Several non-US carmakers have approached Chrysler to possibly co-operate in the development of new vehicles, a senior Chrysler executive said on Wednesday night.
Steven Landry, head of the Detroit carmaker's North American sales, said these approaches, which remain at an early stage, have come since Cerberus Capital Management, the New York private-equity group, bought control of Chrysler in August from Germany's Daimler.
The proposals seek to marry the unnamed foreign carmakers' expertise in vehicle platforms with Chrysler's success in "top hats", or the more visible parts of a vehicle.Chrysler's senior management, including Bob Nardelli, the former chief executive of Home Depot who moved to Detroit in August, are in Las Vegas this week to rally 3,000 Chrysler, Dodge and Jeep dealers as part of Cerberus's drive to reinvigorate the struggling carmaker.

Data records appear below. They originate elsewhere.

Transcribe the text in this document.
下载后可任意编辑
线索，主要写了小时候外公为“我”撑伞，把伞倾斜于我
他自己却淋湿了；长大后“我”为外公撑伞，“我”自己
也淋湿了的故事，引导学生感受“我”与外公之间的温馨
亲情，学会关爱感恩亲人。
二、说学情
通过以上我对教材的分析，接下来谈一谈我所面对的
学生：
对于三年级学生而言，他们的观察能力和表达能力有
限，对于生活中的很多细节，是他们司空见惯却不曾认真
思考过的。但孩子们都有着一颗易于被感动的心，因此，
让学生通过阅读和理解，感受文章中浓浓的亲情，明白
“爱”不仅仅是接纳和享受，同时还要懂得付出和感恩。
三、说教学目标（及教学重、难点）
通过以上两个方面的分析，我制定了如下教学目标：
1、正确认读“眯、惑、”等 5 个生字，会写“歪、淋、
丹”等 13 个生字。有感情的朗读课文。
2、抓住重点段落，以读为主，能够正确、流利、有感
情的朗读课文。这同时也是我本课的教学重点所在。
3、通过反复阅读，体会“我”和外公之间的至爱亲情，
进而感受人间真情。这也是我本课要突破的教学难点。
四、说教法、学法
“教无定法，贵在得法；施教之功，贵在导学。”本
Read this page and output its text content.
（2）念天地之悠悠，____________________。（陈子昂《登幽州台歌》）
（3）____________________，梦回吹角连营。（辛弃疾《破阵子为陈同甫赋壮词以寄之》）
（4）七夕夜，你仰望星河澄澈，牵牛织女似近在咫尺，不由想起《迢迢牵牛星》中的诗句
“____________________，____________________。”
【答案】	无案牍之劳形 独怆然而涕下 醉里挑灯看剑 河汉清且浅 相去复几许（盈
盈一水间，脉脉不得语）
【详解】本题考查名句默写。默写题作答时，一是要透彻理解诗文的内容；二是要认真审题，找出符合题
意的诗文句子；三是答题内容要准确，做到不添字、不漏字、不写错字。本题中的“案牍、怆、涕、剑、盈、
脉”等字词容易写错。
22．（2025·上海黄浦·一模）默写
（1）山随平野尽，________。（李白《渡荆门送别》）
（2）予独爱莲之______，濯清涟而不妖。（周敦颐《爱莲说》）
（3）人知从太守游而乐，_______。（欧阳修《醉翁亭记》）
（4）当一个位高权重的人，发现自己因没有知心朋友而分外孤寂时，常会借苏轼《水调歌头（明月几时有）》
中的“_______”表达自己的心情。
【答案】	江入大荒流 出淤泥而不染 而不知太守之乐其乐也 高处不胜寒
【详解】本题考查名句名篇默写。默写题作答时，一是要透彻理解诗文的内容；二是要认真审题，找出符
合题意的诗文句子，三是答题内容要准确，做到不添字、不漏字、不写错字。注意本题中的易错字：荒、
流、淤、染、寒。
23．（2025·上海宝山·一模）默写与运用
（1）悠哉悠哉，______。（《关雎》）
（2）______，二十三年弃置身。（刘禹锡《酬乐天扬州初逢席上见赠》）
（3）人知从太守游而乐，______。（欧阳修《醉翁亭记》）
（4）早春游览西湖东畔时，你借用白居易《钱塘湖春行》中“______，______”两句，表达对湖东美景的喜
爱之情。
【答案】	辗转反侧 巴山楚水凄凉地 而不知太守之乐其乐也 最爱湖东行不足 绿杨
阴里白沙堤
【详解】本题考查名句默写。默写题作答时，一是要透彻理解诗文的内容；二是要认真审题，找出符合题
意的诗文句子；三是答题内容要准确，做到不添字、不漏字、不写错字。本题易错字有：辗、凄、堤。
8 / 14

Jim Press, vice-chairman and president, said Chrysler needed to become more focused on its customers by, among other things, adjusting its product lineup and improving relations with dealers.
Mr Press, who was hired from Toyota last month, said "we've got to look at the products through the eyes of the customers. It used to be that you had trade-offs. For the future, you've got to have customers satisfied."
For instance, he indicated that Chrysler is likely to pull back from its recent strategy of attempting to give the Jeep brand a softer, more urban image.
Several Jeep models that have taken this approach have sold poorly.
Recent moves to cull dealers and combine Chrysler, Jeep and Dodge brands under a single roof are likely to accelerate.
Several Chrysler executives, past and present, said Cerberus's arrival had markedly sped up decision-making at the carmaker. Mr Press cited a decision to reduce fourth-quarter production by 82,000 units which was taken on the basis of a seven-minute conference call.
He said Chrysler's distribution system was over-loaded with products that customers didn't want, while it couldn't turn out enough of the models that are in demand.
He predicted that macro-economic trends increasingly favoured US carmakers over their foreign rivals. He cited the weakening US dollar, escalating costs outside the US and ground-breaking labour contracts between the Detroit-based carmakers and the United Auto Workers union.
Chrysler and the UAW on Wednesday night reached a tentative deal on a new four-year labour contract, that includes transferring its retiree healthcare liabilities to an independent trust. Full details of the agreement have yet to be disclosed.